Wie wird man Helmut Kohl in zwanzig oder dreißig Jahren einschätzen? Als Bimbes-Kanzler mit den Fingern in den schwarzen Spendentöpfen? Oder als Mercedes unter den Kanzlern, der von eilfertigen Biografen so lange auf Hochglanz poliert wurde, dass von den paar Schmutzflecken des Jahres 1999 nichts mehr zu sehen ist? Es gibt die Tendenz, je nach persönlicher und politischer Präferenz ihn auf eines der zwei Bilder zu reduzieren.

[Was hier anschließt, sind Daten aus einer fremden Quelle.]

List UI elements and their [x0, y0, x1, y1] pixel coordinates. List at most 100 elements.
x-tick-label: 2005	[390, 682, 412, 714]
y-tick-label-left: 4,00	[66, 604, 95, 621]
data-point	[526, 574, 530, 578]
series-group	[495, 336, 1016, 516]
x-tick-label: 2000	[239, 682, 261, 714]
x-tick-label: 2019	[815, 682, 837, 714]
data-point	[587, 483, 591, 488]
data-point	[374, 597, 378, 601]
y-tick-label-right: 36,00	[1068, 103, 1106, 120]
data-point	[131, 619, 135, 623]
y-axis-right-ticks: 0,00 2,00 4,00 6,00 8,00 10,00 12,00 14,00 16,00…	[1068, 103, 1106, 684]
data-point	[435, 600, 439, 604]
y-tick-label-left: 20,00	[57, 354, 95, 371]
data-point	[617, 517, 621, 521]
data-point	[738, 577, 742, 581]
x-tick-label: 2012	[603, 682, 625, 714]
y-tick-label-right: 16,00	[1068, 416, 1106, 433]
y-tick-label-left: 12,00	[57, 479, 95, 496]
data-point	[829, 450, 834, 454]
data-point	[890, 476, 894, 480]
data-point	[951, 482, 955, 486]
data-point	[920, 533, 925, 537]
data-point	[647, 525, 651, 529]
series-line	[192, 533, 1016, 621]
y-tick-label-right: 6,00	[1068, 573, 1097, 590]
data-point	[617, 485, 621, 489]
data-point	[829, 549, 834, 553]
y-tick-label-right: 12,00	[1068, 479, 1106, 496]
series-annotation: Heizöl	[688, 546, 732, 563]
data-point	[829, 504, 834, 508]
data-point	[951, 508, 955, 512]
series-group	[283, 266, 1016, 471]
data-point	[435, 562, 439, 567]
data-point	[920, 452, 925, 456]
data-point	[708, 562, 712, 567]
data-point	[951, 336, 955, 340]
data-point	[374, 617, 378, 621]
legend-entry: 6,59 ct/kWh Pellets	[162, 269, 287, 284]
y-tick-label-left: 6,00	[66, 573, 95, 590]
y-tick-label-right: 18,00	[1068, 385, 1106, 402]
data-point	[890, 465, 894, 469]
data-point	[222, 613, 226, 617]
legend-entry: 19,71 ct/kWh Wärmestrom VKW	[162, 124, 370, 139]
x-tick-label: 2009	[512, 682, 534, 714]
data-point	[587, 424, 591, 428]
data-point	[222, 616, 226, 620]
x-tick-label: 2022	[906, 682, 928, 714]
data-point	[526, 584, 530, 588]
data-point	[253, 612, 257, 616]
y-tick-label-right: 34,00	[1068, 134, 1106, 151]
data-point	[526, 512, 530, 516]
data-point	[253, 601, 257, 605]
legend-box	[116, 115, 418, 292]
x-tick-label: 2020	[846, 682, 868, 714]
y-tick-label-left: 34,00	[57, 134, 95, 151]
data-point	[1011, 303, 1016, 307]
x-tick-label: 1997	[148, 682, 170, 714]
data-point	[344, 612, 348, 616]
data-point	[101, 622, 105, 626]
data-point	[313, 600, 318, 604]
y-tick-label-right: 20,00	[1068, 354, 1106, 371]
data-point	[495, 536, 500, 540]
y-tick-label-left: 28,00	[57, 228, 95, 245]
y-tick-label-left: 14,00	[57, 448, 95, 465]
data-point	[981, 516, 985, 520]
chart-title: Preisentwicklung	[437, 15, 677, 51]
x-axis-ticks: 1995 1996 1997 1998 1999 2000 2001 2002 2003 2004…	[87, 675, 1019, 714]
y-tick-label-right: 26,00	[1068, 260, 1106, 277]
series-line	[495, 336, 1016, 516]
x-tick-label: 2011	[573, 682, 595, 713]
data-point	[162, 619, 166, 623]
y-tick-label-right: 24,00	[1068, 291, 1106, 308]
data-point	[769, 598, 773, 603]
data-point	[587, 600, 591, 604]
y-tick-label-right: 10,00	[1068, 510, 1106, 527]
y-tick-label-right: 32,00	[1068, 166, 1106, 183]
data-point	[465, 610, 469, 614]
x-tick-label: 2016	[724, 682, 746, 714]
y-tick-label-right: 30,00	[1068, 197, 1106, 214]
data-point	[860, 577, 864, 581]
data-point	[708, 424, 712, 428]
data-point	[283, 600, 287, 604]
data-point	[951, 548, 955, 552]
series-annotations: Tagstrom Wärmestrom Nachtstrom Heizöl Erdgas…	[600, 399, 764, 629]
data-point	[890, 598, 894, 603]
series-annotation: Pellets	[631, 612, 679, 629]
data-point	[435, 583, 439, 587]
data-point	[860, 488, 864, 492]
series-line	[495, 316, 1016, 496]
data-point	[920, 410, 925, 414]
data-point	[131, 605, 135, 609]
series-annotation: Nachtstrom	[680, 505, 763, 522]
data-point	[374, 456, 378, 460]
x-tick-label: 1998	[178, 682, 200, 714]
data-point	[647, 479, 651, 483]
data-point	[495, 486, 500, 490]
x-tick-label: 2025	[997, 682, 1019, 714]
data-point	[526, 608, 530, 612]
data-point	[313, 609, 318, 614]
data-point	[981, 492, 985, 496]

Die Wirklichkeit ist beunruhigender: Kohl hätte die deutsche Einheit nicht so erfolgreich herbeiorganisieren können, wenn er nicht über jene Eigenschaften verfügte, die ihn auch in den Spendensumpf führten. Da ist zum Ersten Kohls Wille als Walze, die sich durch die Welt schiebt und alle Hürden einfach überrollt. Im Fall der Parteispenden ist er dafür übers Grundgesetz gewalzt, im Fall der Einheit über Maggie Thatcher und andere Miesepeter. Da ist zum Zweiten Kohls Verwurzelung im „Jahrhundert der Ideologien“. Seine illegale Unterstützung der CDU-Landesverbände im Osten rechtfertigte er mit dem Kampf gegen die wieder erstarkenden Roten. Ähnlich simplizistisch war das Weltbild, das ihn entgegen dem Zeitgeist der 80er-Jahre an die Wiedervereinigung glauben ließ.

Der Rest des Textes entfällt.